The presentation of the book to each of our grandchildren and to our many friends at the launch party appeared to possess all the hallmarks of closure. Far from it! Instead, the launch of Goodbye Shanghai spawned a most unexpected aftermath of events.
Shortly after the launch, I received a surprising offer to have the book translated into Mandarin, which, in turn, led to its eventual publication in Shanghai. Since its release in 2013, this foreign language edition has been well received by the intended Chinese readership.
An unanticipated but very welcome event also occurred when Brother Tony Paterson, a senior Marist Brother in Melbourne, purchased a copy of the book and found, to his great surprise, a whole chapter devoted to my schooling by this same Catholic teaching order in Shanghai. I had the pleasure of sharing my school memorabilia with Brother Tony and his subsequent warm review of the book in the order’s journal, Lavalla cemented a connection I will continue to cherish.

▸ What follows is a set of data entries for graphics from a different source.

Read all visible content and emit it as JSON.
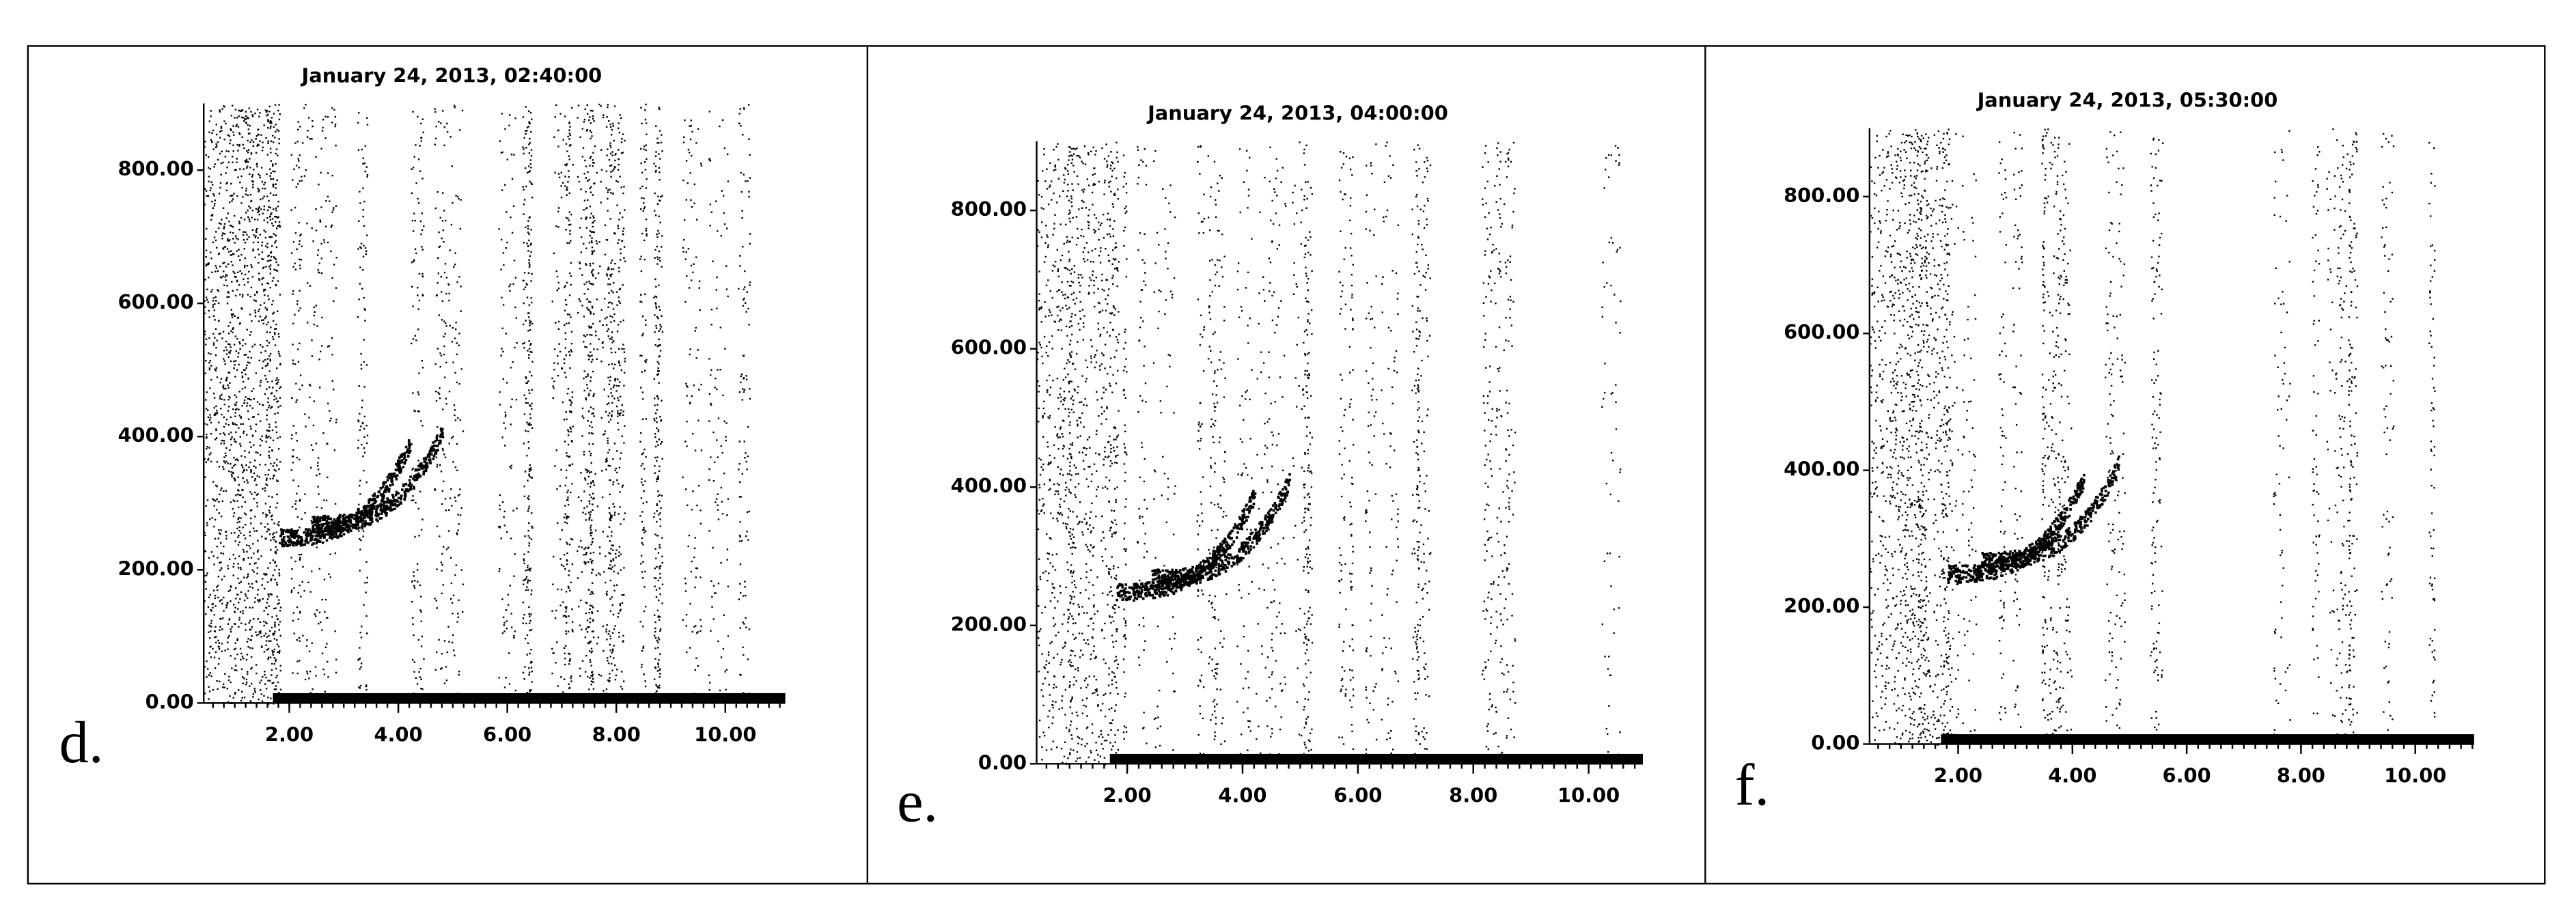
{
  "chart_data": [
    {
      "type": "scatter",
      "title": "January 24, 2013, 02:40:00",
      "label": "d.",
      "xlim": [
        0.43,
        11.1
      ],
      "ylim": [
        0,
        900
      ],
      "xticks": [
        {
          "value": 2,
          "label": "2.00"
        },
        {
          "value": 4,
          "label": "4.00"
        },
        {
          "value": 6,
          "label": "6.00"
        },
        {
          "value": 8,
          "label": "8.00"
        },
        {
          "value": 10,
          "label": "10.00"
        }
      ],
      "yticks": [
        {
          "value": 0,
          "label": "0.00"
        },
        {
          "value": 200,
          "label": "200.00"
        },
        {
          "value": 400,
          "label": "400.00"
        },
        {
          "value": 600,
          "label": "600.00"
        },
        {
          "value": 800,
          "label": "800.00"
        }
      ],
      "color": "#000000"
    },
    {
      "type": "scatter",
      "title": "January 24, 2013, 04:00:00",
      "label": "e.",
      "xlim": [
        0.43,
        10.94
      ],
      "ylim": [
        0,
        900
      ],
      "xticks": [
        {
          "value": 2,
          "label": "2.00"
        },
        {
          "value": 4,
          "label": "4.00"
        },
        {
          "value": 6,
          "label": "6.00"
        },
        {
          "value": 8,
          "label": "8.00"
        },
        {
          "value": 10,
          "label": "10.00"
        }
      ],
      "yticks": [
        {
          "value": 0,
          "label": "0.00"
        },
        {
          "value": 200,
          "label": "200.00"
        },
        {
          "value": 400,
          "label": "400.00"
        },
        {
          "value": 600,
          "label": "600.00"
        },
        {
          "value": 800,
          "label": "800.00"
        }
      ],
      "color": "#000000"
    },
    {
      "type": "scatter",
      "title": "January 24, 2013, 05:30:00",
      "label": "f.",
      "xlim": [
        0.45,
        11.03
      ],
      "ylim": [
        0,
        900
      ],
      "xticks": [
        {
          "value": 2,
          "label": "2.00"
        },
        {
          "value": 4,
          "label": "4.00"
        },
        {
          "value": 6,
          "label": "6.00"
        },
        {
          "value": 8,
          "label": "8.00"
        },
        {
          "value": 10,
          "label": "10.00"
        }
      ],
      "yticks": [
        {
          "value": 0,
          "label": "0.00"
        },
        {
          "value": 200,
          "label": "200.00"
        },
        {
          "value": 400,
          "label": "400.00"
        },
        {
          "value": 600,
          "label": "600.00"
        },
        {
          "value": 800,
          "label": "800.00"
        }
      ],
      "color": "#000000"
    }
  ]
}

Another Goodbye Shanghai highlight was the literary event organised by the Shanghai Historical Society in 2011. I was invited to speak about my experiences of growing up in a bygone Shanghai to an audience of current residents at the Glamour Bar, situated on the famous Shanghai Bund. I was so pleased that the event coincided with our extended family tour of China and that all 16 members of my family could attend.
Most surprising of all was the chance reconnection with the large North American family of my natural mother, Bronia, with whom I had lost all contact at the age of 7. Liza Zaslavsky, the daughter of Bronia’s brother, was recommended Goodbye Shanghai by a friend and she purchased a copy to learn more about the life of the Russian Jewish Community of Shanghai where she was also born. To her amazement, she realised that we were first cousins. I had the pleasure of meeting Liza and learning more about my maternal family when she visited from Canada in 2013.
At the urging of my family, I narrated the audio version of my memoir and the book is also now available as an Ebook. I am confident that with the launch of this website and my increased ability to connect with all those interested in the Jewish history of Shanghai, Goodbye Shanghai will continue to carry me on an extraordinary journey.